1. A sugared-up Eldest had two sugared-up pals spend the night Halloween night. What a mistake. They were reprimanded at 2:30 (!) in the morning when Youngest was awakened and found his way to our room.
2. Pete was awakened by them "a few minutes later" according to his sleep-deprived brain. Turned out it was 4:30 (!!!!) in the morning. I'm not sure how many curse words escaped through his lips at that point, but they were quiet after that.
3. Relaying the night's events to me at 7 a.m., I immediately went down to Eldest's new room, opened the door, turned on the light, shouted, "Good morning, you rude people, get the hell up." And I started laundry in the room right next door.

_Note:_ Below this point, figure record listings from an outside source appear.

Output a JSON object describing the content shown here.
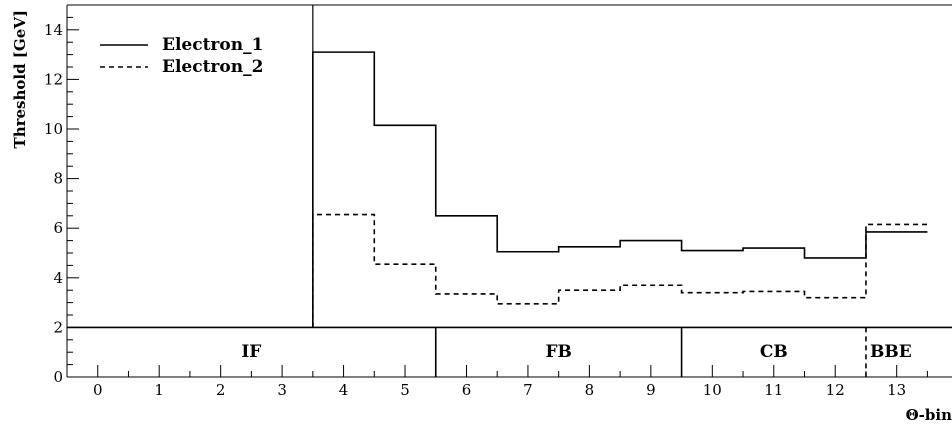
{
  "chart_data": {
    "type": "line",
    "step": true,
    "xlabel": "Θ-bin",
    "ylabel": "Threshold [GeV]",
    "xlim": [
      -0.5,
      13.9
    ],
    "ylim": [
      0,
      15
    ],
    "x_ticks": [
      0,
      1,
      2,
      3,
      4,
      5,
      6,
      7,
      8,
      9,
      10,
      11,
      12,
      13
    ],
    "y_ticks": [
      0,
      2,
      4,
      6,
      8,
      10,
      12,
      14
    ],
    "grid": false,
    "legend_position": "top-left",
    "bins": [
      0,
      1,
      2,
      3,
      4,
      5,
      6,
      7,
      8,
      9,
      10,
      11,
      12,
      13
    ],
    "series": [
      {
        "name": "Electron_1",
        "style": "solid",
        "color": "#000000",
        "values": [
          null,
          null,
          null,
          null,
          13.1,
          10.15,
          6.5,
          5.05,
          5.25,
          5.5,
          5.1,
          5.2,
          4.8,
          5.85
        ]
      },
      {
        "name": "Electron_2",
        "style": "dashed",
        "color": "#000000",
        "values": [
          null,
          null,
          null,
          null,
          6.55,
          4.55,
          3.35,
          2.95,
          3.5,
          3.7,
          3.4,
          3.45,
          3.2,
          6.15
        ]
      }
    ],
    "regions": [
      {
        "label": "IF",
        "from": -0.5,
        "to": 5.5,
        "border_style": "solid"
      },
      {
        "label": "FB",
        "from": 5.5,
        "to": 9.5,
        "border_style": "solid"
      },
      {
        "label": "CB",
        "from": 9.5,
        "to": 12.5,
        "border_style": "solid"
      },
      {
        "label": "BBE",
        "from": 12.5,
        "to": 13.9,
        "border_style": "dashed"
      }
    ],
    "region_band_top": 2,
    "vertical_line_at": 3.5
  }
}
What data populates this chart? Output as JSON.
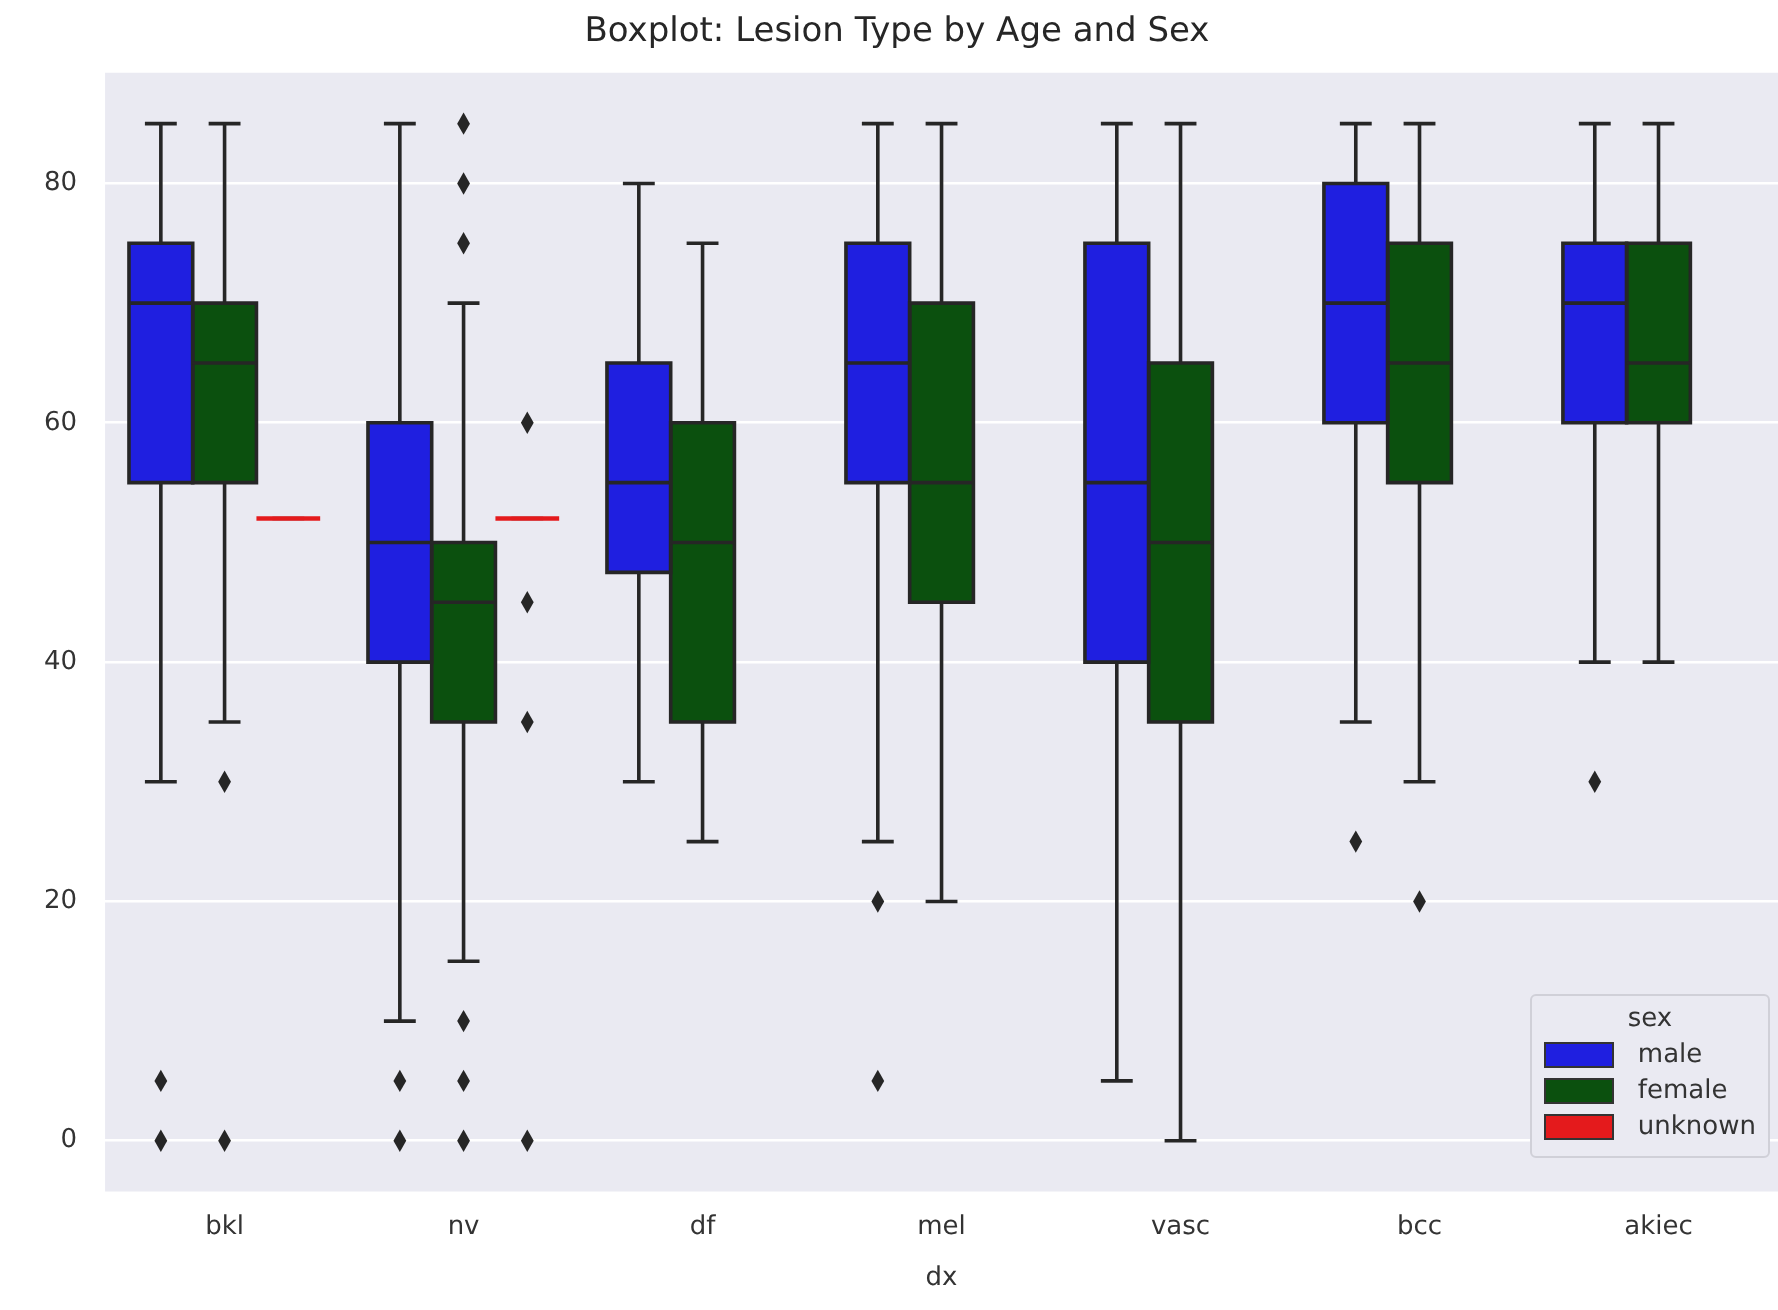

Just to be sure there was enough noise to keep them awake.
4. By Sunday afternoon, though, none of that seemed relevant at all.
5. On board Tuesday morning, it was clear I've not been on a US Airways domestic flight in many, many years. From San Francisco to Philadelphia, we had to pay $2 for a can of soda.
6. Forking over $1 for a cup of coffee, is it any surprise that I'd wonder aloud how much that sugar cube was going to set me back?
7. Wah-wah, wah-wah, wah-wah, the airline industry cries about its financial state. Frankly, I don't care. I can't bring a freakin' soda from home and get it through security so my choices are pay $3.69 for a 20-ounce bottle in an airport store passed security or $2 for a 12-ounce can on the plane.
8. Quick. You, devil man illuminated in the green glow of the lavatory in the middle of the night, do the math.
9. But don't forget to factor in the .10 per cube.
10. And, yes, a heavily pierced man had fashioned the few remaining strands of hair not into a comb-over but into two horns. Gave me a hell of a start at 4 a.m. somewhere in the world on the next leg of my never-ending, mind-numbing air trip.
11. My closing wondering this week, a worthwhile addition to my standard 10, written at the end of my flight whatever day that was: It is true that I have never travelled such a distance without my children. But the most glaring difference, one that I have been able to keep from the forefront this long day of travel, is that I will not be making my way to see Ken. Perhaps it's for the best that I've kept the finality at bay this entire time and that I spent the last two days fearing the leaving of my children. The lights have come on the plane, now, and my ears are beginning to pop, and the sun is peeking through as passenger after passenger raises her shade, and there is no pretending for much longer that I will reach his neighborhood, pass his news agent, and squeeze onto his street and greet him.